Our session focused heavily on neck control and improving the stability in the connection. Schumacher had me ride a series of walk-halt-walk transitions, staying in the halt under the neck got rounder and then immediately stepping forward into the walk as a reward for responding. Once we moved to the trot, we continued to work on transitions but incorporated smaller circles, timing the transition from trot to walk as we angled towards the wall. In the trot, Schumacher had me use a slight yield of the haunches to the outside to increase the roundness, followed by riding straight and forward.
I think that all of the exercises worked well to improve Anna’s consistency in the connection and overall roundness.
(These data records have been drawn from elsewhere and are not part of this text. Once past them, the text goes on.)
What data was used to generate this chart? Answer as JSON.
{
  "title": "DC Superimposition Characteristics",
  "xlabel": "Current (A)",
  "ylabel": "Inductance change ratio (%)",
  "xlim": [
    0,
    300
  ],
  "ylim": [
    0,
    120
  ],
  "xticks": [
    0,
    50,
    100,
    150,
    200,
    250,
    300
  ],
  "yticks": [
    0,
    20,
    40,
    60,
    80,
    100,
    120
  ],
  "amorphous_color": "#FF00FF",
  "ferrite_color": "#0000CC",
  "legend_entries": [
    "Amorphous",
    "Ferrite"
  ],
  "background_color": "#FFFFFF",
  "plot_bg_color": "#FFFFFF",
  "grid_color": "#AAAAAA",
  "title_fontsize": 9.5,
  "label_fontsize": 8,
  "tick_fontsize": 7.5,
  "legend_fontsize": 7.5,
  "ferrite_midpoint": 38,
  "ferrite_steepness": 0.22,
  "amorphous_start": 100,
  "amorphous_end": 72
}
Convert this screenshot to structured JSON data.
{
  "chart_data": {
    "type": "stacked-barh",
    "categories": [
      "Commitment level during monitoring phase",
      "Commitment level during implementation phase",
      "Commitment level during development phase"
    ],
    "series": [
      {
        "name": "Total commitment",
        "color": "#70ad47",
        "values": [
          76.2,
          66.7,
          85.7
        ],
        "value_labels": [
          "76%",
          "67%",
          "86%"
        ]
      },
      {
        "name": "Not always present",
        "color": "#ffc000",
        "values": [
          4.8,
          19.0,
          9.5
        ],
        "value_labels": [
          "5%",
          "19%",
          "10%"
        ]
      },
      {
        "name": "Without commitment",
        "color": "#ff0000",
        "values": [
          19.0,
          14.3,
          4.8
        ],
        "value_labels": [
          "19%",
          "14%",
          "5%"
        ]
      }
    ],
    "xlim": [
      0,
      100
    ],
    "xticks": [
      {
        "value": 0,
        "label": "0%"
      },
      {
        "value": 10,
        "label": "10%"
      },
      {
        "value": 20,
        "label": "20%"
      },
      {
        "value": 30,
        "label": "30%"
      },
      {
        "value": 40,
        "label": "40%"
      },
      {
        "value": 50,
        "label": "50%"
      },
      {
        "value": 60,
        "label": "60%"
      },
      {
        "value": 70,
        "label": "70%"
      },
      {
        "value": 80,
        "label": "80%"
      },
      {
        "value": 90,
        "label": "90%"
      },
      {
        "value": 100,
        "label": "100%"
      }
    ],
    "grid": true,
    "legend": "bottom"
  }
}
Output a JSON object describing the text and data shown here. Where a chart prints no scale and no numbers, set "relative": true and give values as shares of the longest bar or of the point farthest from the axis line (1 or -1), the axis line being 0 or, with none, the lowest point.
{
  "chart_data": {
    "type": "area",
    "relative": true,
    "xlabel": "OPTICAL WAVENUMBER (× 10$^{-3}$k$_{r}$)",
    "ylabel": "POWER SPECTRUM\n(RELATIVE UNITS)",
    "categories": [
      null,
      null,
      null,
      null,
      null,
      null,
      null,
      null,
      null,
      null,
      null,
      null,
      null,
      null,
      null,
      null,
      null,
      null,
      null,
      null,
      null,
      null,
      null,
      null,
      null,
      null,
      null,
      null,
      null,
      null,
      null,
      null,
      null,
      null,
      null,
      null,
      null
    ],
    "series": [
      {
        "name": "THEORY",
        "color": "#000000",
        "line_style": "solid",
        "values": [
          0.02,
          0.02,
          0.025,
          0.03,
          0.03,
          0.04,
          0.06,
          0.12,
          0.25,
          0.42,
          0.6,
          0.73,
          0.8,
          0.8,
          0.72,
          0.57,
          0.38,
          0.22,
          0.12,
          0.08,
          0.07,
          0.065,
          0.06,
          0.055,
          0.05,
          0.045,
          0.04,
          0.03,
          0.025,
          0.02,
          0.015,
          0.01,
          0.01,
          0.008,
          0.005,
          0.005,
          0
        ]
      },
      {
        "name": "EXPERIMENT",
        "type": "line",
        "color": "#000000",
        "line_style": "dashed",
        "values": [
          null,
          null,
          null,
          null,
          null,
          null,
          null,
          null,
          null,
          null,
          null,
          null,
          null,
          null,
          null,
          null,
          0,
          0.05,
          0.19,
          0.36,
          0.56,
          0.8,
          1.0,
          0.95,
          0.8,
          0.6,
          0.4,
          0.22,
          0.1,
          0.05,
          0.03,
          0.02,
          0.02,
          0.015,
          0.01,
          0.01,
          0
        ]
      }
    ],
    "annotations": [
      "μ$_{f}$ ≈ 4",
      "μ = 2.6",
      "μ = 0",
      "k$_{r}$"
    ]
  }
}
The addition of the flash noseband was helpful, even though there were a few moments of pony rebellion against its slight restriction. The supporting rein was not particularly helpful, in my opinion. Since riding in this clinic, I have acquired a well fitting flash noseband, which I think has allowed the quality of our connection to increase. I have not used the supporting rein again.
Overall, the ride was positive and I was left with several new ideas and exercises to “take to the lab” and experiment with. It is always helpful to spend time listening to the training philosophy and techniques of individuals who work out of a clear, progressive system. Whether riding or auditing, taking part in these sorts of experiences can only help to broaden our base of knowledge.